PDF or Web Archive?

I have started to do some research and want to save the articles I am reading into a database in DEVONthink Pro. Some of the articles have photos which I want to preserve in the articles themselves. I have a quick question - I do realize that both formats will preserve the photos, however, is it better to save the articles in PDF, or is it better to save the articles in web archive format?

Hi,

I store the crucial part of the page (minus ads etc.) as RTF, via Services. This way, you can still access the links, which is impossible from PDFs, and you get rid of all the junk. The web pages I collected this way look quite harmonious in my db.

The tables in websites were the only problem, so I was looking forward to Tiger’s ability to render tables in RTF. Unfortunately, the results now often look worse than the RTFs in the Panther era, and the RTF tries to render tables for design-purposes of the webpage as well, which is worse than running text. Somehow I got used to the situation and get around with RTF in Tiger now as well.

Maria

You’ve left out RTFD (rich text capture including images) as a capture format that, like Web Archives, both retains working hyperlinks and images. But RTFD captures may or may not render tables well, depending on the particular Web page and how the capture is made.

Another advantage of RTFD and Web Archives is that its easier to extract text or images from those formats than is the case for PDFs.
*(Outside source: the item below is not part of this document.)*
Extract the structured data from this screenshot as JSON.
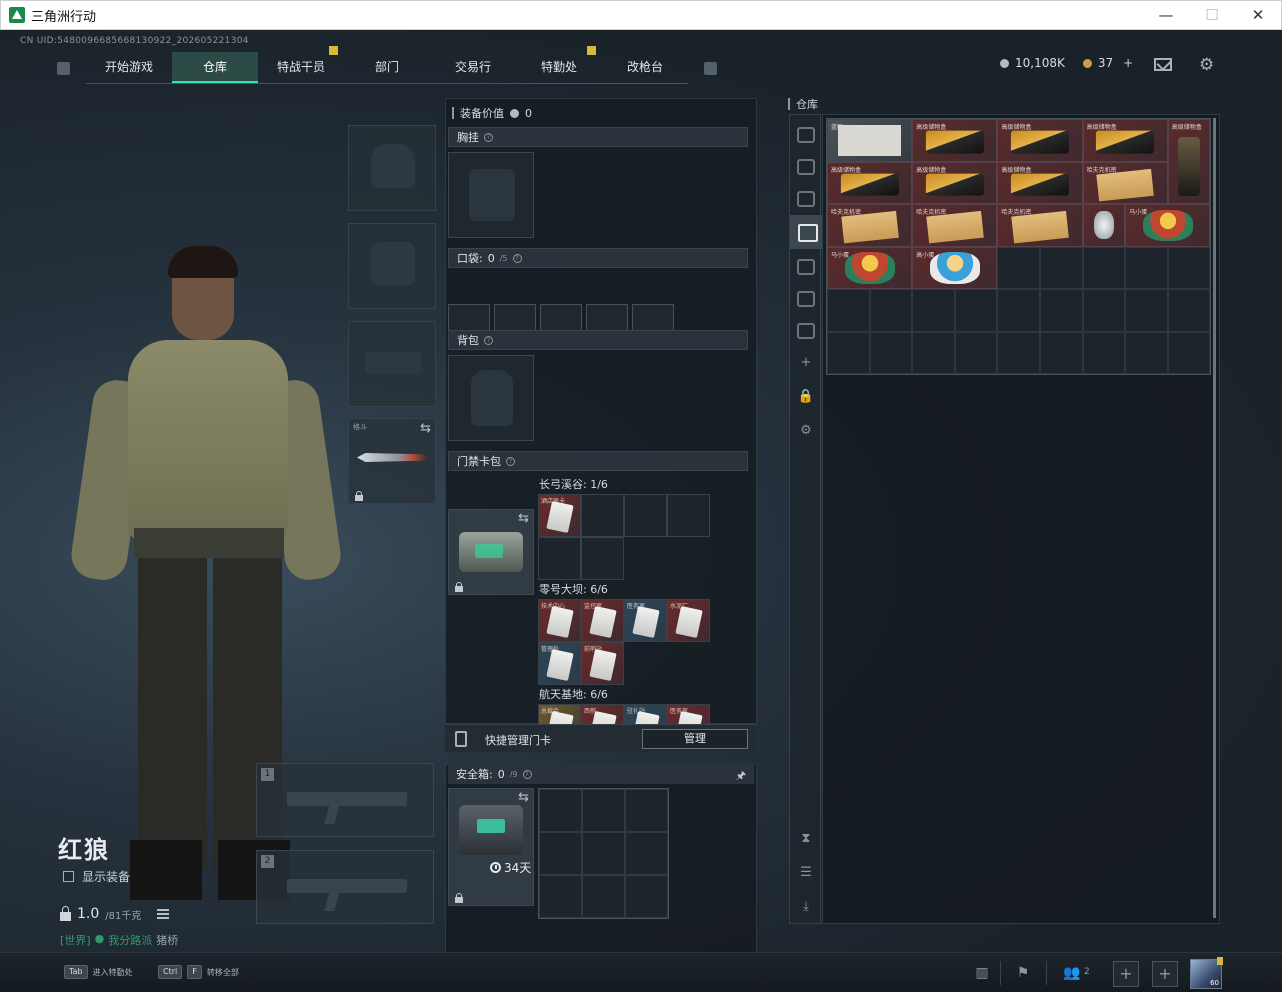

But PDFs offer the advantage of cross-platform compatibility, which both RTFD and Web Archives lack (although one could always convert them to PDF).

And PDFs offer the advantage of saving disk space compared to the other file formats, especially if a compression utility is used.

So there are pros and cons to each format. It’s your decision, and you may wish to experiment. Personally, I may use any of the three options, depending on the material and what I want to do with it.

Note: I’ve got Pages, and wasn’t all that thrilled with it. But I used Pages to format some of my RTFD documents, and found that, to my astonishment, Pages can produce MS Word versions of the document that correspond precisely to the Pages appearance, including placement of images, and with working hyperlinks and bookmark links. So that’s another ‘standard’ for sharing material with Windows users. If you’ve saved Web Archives, you can later make a rich Note (RTFD) capture from the Web Archive, and through copy/paste into Pages retain the ability to do conversions to MS Word. (Or, of course, export to PDF.) Pages lets you add headers and footers and even footnotes.

You can download an example of a DT Pro RTFD capture, “Screening Estrogens” formatted in Pages and exported as MS Word and PDF. The URL is http://homepage.mac.com/wbdeville/FileSharing4.html.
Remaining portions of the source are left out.